You will note that retry_if_exception_type
can only be configured from the BehavioralAssertion
constructor. Please refer to the BehavioralAssertion page for the rationale.
You may also be wondering why we added support for this: Simply put, we found the max_retries
does not seem to do what we thought it did, especially with ChatAnthropic which was giving us 529 errors when we threw lots of API calls at it in a short span of time.
Supported (and recommended) Models
Model support is restricted due to the complex behavioral reasoning required for accurate testing. We've found that only the most advanced models can reliably handle behavioral comparison tasks.
OpenAI
- gpt-4o
- gpt-4-turbo
Anthropic
- claude-3-5-sonnet-latest
- claude-3-opus-latest (EXPENSIVE!!!)
Note: GPT-4o is our recommended model because it was what we used to validate reliability, and has demonstrated a level of pedantry and literalism that we find is best for a testing system.
Custom LLM Configuration (Advanced Users Only)
While it's possible to inject a custom LLM using Langchain's Runnable
, this is strongly discouraged unless you have extensively tested your model's behavioral reasoning capabilities. Smaller or less capable models will likely fail at the behavioral testing tasks. If you happen to have a datacenter in your back pocket however, Llama 3.1:405B might be a good bet.
# Advanced usage - Only for thoroughly tested models
from llm_app_test.behavioral_assert.behavioral_assert import BehavioralAssertion
from langchain_core.runnables import Runnable
custom_llm: Runnable = your_custom_llm
asserter = BehavioralAssertion(llm=custom_llm)
If you pass in a custom llm, it will disable ALL other LLM configuration options, and you have to configure that LLM yourself.
Configuration Priority
Configuration values are resolved in this order:
- Custom LLM (if provided, disables ALL other LLM settings and uses the settings of the Langchain Runnable object that you have passed)

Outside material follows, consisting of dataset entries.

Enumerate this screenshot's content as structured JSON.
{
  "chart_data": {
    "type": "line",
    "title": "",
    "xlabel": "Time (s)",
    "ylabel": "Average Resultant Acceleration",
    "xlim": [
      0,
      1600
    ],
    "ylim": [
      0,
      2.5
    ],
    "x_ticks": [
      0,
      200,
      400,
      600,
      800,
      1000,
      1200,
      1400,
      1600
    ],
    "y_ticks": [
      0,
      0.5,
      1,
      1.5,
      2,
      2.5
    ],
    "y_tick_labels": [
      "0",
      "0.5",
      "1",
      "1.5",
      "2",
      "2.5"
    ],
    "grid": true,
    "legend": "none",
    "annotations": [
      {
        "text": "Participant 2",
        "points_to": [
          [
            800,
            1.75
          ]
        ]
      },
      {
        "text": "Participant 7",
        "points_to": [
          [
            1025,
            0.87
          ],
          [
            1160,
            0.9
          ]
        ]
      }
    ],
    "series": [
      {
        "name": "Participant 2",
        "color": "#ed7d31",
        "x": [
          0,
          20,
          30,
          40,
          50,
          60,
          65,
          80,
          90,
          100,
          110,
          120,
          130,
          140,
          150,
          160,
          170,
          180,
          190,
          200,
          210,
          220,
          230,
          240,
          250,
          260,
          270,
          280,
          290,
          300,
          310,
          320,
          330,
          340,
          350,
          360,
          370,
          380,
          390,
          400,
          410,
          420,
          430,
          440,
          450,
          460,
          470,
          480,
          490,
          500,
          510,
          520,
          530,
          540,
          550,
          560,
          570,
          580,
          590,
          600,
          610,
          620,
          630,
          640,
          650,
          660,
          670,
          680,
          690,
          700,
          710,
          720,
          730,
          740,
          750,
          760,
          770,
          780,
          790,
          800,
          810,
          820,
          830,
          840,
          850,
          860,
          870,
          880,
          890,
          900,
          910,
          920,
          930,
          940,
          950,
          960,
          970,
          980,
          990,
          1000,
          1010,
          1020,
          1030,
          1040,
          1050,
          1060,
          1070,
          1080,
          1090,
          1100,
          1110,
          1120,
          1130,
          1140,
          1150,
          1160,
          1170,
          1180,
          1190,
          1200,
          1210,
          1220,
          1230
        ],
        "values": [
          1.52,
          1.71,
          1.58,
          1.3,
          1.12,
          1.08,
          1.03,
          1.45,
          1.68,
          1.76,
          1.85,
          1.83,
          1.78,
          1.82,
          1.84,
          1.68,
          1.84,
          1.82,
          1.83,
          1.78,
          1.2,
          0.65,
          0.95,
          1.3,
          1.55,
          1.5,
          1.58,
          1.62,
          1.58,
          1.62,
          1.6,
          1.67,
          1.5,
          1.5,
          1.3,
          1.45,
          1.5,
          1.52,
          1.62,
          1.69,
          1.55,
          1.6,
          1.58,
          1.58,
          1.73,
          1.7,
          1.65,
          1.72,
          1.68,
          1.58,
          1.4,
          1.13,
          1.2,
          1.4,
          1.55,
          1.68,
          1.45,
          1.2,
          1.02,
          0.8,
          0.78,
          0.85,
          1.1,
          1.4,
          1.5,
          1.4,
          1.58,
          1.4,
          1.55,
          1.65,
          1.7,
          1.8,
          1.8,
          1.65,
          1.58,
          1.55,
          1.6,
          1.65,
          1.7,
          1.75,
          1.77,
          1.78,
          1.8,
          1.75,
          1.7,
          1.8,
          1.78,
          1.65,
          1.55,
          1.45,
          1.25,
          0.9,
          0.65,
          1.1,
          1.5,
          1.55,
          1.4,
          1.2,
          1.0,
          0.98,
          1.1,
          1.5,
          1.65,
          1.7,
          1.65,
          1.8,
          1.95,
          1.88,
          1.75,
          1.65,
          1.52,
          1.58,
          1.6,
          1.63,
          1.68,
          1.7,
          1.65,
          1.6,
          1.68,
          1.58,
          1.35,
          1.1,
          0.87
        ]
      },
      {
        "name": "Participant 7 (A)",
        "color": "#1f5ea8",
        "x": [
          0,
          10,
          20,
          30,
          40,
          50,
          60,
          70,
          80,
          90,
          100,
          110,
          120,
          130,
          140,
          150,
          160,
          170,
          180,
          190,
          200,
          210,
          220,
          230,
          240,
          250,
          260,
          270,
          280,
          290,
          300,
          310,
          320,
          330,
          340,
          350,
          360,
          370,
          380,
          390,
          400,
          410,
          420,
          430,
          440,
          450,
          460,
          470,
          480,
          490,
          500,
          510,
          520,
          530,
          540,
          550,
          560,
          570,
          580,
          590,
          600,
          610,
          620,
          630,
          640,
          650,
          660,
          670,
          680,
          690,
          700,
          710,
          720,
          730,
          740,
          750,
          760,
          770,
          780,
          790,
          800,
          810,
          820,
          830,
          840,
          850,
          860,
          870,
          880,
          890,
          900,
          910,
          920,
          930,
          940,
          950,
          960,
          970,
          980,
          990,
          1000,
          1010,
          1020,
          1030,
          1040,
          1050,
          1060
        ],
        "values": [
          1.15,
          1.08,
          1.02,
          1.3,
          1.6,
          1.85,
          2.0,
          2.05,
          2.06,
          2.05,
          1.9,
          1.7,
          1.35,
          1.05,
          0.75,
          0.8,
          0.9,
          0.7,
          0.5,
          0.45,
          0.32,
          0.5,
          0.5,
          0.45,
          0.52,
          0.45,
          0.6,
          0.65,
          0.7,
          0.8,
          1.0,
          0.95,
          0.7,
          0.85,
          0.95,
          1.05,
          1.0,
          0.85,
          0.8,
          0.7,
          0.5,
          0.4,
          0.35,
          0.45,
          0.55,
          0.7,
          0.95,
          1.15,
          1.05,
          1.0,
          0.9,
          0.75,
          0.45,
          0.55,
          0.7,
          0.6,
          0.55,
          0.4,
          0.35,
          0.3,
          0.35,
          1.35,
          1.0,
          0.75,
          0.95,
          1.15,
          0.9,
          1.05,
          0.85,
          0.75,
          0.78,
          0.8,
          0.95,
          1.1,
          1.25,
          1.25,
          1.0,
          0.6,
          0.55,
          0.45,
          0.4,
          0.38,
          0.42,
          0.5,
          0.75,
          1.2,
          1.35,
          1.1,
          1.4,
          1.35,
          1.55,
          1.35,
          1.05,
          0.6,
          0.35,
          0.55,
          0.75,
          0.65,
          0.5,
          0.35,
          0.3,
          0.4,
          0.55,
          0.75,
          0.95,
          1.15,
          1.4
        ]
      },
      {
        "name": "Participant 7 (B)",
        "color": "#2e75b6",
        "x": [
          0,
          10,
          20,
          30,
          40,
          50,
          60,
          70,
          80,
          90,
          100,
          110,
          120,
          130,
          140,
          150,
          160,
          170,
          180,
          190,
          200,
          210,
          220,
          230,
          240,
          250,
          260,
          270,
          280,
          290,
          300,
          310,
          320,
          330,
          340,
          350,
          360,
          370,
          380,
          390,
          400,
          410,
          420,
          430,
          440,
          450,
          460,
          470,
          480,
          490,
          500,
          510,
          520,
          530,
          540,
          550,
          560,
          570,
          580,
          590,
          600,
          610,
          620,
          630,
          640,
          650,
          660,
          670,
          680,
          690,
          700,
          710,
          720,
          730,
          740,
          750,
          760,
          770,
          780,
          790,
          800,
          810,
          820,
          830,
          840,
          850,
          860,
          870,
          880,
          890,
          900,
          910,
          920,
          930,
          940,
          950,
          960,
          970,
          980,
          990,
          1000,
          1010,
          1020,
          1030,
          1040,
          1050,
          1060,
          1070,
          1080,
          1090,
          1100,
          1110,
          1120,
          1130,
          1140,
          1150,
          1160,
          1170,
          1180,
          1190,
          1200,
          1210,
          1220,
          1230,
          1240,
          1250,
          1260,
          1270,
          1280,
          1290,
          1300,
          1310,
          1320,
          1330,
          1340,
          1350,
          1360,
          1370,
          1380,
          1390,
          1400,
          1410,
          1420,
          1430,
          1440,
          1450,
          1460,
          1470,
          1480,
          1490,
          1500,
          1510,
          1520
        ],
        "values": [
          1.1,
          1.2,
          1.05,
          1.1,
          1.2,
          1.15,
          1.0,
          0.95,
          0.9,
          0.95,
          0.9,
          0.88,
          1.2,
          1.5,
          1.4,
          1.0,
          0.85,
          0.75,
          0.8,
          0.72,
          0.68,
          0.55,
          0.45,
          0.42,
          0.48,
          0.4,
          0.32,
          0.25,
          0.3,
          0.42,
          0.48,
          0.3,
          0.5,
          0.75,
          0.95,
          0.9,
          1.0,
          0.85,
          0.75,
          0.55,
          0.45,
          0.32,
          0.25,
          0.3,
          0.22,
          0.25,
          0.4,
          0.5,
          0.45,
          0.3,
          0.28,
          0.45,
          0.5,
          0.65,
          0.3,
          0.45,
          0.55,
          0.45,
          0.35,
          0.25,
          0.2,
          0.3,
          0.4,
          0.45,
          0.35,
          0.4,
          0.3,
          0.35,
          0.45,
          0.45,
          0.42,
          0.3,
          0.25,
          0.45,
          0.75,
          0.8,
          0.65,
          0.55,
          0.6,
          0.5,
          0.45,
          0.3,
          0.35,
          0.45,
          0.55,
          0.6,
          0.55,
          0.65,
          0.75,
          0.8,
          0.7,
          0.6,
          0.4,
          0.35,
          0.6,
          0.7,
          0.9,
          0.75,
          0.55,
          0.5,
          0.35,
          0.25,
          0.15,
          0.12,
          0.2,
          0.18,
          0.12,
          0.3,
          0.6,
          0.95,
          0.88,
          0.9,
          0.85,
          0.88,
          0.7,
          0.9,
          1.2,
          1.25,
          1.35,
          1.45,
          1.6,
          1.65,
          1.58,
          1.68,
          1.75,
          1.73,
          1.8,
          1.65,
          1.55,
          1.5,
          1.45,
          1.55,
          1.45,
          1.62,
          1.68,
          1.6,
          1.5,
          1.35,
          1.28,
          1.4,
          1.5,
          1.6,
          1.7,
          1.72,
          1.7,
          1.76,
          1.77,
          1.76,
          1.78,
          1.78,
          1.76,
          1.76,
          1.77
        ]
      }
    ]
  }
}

- Directly passed parameters
- Environment variables
- Default values
Note: if a custom LLM is not passed, llm-app-test validates all configuration values at startup to prevent runtime errors.
Best Practices
- Use environment variables for API keys
- Keep temperature at 0.0 for consistent testing
- Use default max_tokens unless you have specific needs
- Start with default max_retries (2)
- Stick with foundation models for the best results. This library is completely untested with anything other than foundation models.